Principal Learning Outcomes
Principal learning outcomes have two main focuses. Firstly, developing an understanding of ecological systems, and secondly building students experience in experimental design, data collection, analysis and reporting.
1. Following the completion of this module students should be able to interpret key factors of ecological system dynamics relating to species and habitat interactions, and how these relate to the sustainable use of natural resources.
2. By the end of this module, students should understand the positive and negative concepts surrounding environmental change, and its associated sustainable use, management, mitigation and monitoring.
3. Upon completion of this module the student should be able to apply key ecological principles and theories to real-world sustainability problems.
4. By the end of this module, students will have experience in the identification of a research gap, formulation of a research question, and subsequently how to appropriately design an appropriate research project.
5. Following this module students will be able to collect, store, analyse and interpret community data and understand the applications for the analysis of population dynamics and change and apply this to sustainability issues.
6. After completing this module students will be able to conduct basic quantitative statistical analysis on data sets and report that data effectively through the production of a scientific paper.
Through this module, you will develop a number of different skills that are sought by employers which will support your professional development. We have highlighted this to enable you to identify and reflect on the skills you have acquired and apply them throughout your professional journey including during the recruitment processes whether this on an CV/application form or at an interview.

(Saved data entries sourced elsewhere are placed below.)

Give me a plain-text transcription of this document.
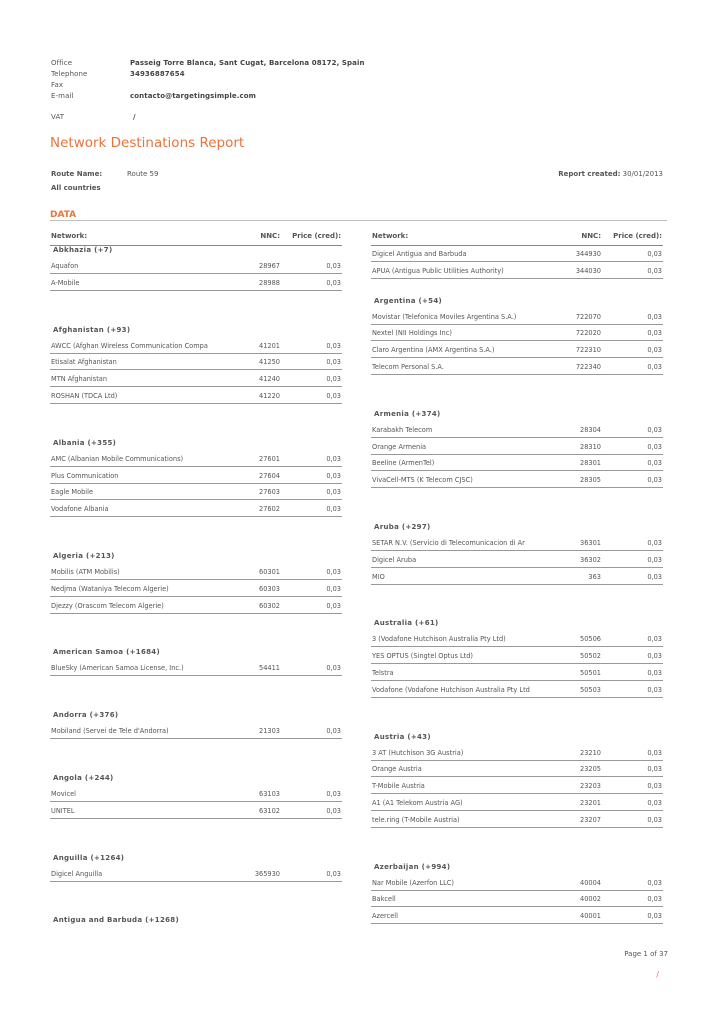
Office	Passeig Torre Blanca, Sant Cugat, Barcelona 08172, Spain
Telephone	34936887654
Fax
E-mail	contacto@targetingsimple.com
VAT	/
Network Destinations Report
Route Name:	Route 59	Report created: 30/01/2013
All countries
DATA
Network:	NNC: Price (cred):
Abkhazia (+7)
Aquafon	28967	0,03
A-Mobile	28988	0,03
Afghanistan (+93)
AWCC (Afghan Wireless Communication Compa	41201	0,03
Etisalat Afghanistan	41250	0,03
MTN Afghanistan	41240	0,03
ROSHAN (TDCA Ltd)	41220	0,03
Albania (+355)
AMC (Albanian Mobile Communications)	27601	0,03
Plus Communication	27604	0,03
Eagle Mobile	27603	0,03
Vodafone Albania	27602	0,03
Algeria (+213)
Mobilis (ATM Mobilis)	60301	0,03
Nedjma (Wataniya Telecom Algerie)	60303	0,03
Djezzy (Orascom Telecom Algerie)	60302	0,03
American Samoa (+1684)
BlueSky (American Samoa License, Inc.)	54411	0,03
Andorra (+376)
Mobiland (Servei de Tele d'Andorra)	21303	0,03
Angola (+244)
Movicel	63103	0,03
UNITEL	63102	0,03
Anguilla (+1264)
Digicel Anguilla	365930	0,03
Antigua and Barbuda (+1268)
Network:	NNC: Price (cred):
Digicel Antigua and Barbuda	344930	0,03
APUA (Antigua Public Utilities Authority)	344030	0,03
Argentina (+54)
Movistar (Telefonica Moviles Argentina S.A.)	722070	0,03
Nextel (NII Holdings Inc)	722020	0,03
Claro Argentina (AMX Argentina S.A.)	722310	0,03
Telecom Personal S.A.	722340	0,03
Armenia (+374)
Karabakh Telecom	28304	0,03
Orange Armenia	28310	0,03
Beeline (ArmenTel)	28301	0,03
VivaCell-MTS (K Telecom CJSC)	28305	0,03
Aruba (+297)
SETAR N.V. (Servicio di Telecomunicacion di Ar	36301	0,03
Digicel Aruba	36302	0,03
MIO	363	0,03
Australia (+61)
3 (Vodafone Hutchison Australia Pty Ltd)	50506	0,03
YES OPTUS (Singtel Optus Ltd)	50502	0,03
Telstra	50501	0,03
Vodafone (Vodafone Hutchison Australia Pty Ltd	50503	0,03
Austria (+43)
3 AT (Hutchison 3G Austria)	23210	0,03
Orange Austria	23205	0,03
T-Mobile Austria	23203	0,03
A1 (A1 Telekom Austria AG)	23201	0,03
tele.ring (T-Mobile Austria)	23207	0,03
Azerbaijan (+994)
Nar Mobile (Azerfon LLC)	40004	0,03
Bakcell	40002	0,03
Azercell	40001	0,03
Page 1 of 37
/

Field Work Research: Field research project design and management as well as real-world applications of ecological theories, hands-on survey experience, habitat assessment and mapping.
Data Analysis: Developing quantitative analysis techniques using software such as Excel and SPSS.
Written Communication: Acquired through disseminating knowledge through Scientific Journal Reports.
|Online Multiple Choice Quizzes x 3 (20%)
|Data Analysis worksheet (20%)
|Group project proposal (20%)
|Individual final report (40%)
Please note: Module availability and staffing may change year on year depending on availability and other operational factors. The School for Cross-faculty Studies makes no guarantee that any modules will be offered in a particular year, or that they will necessarily be taught by the staff listed on this page.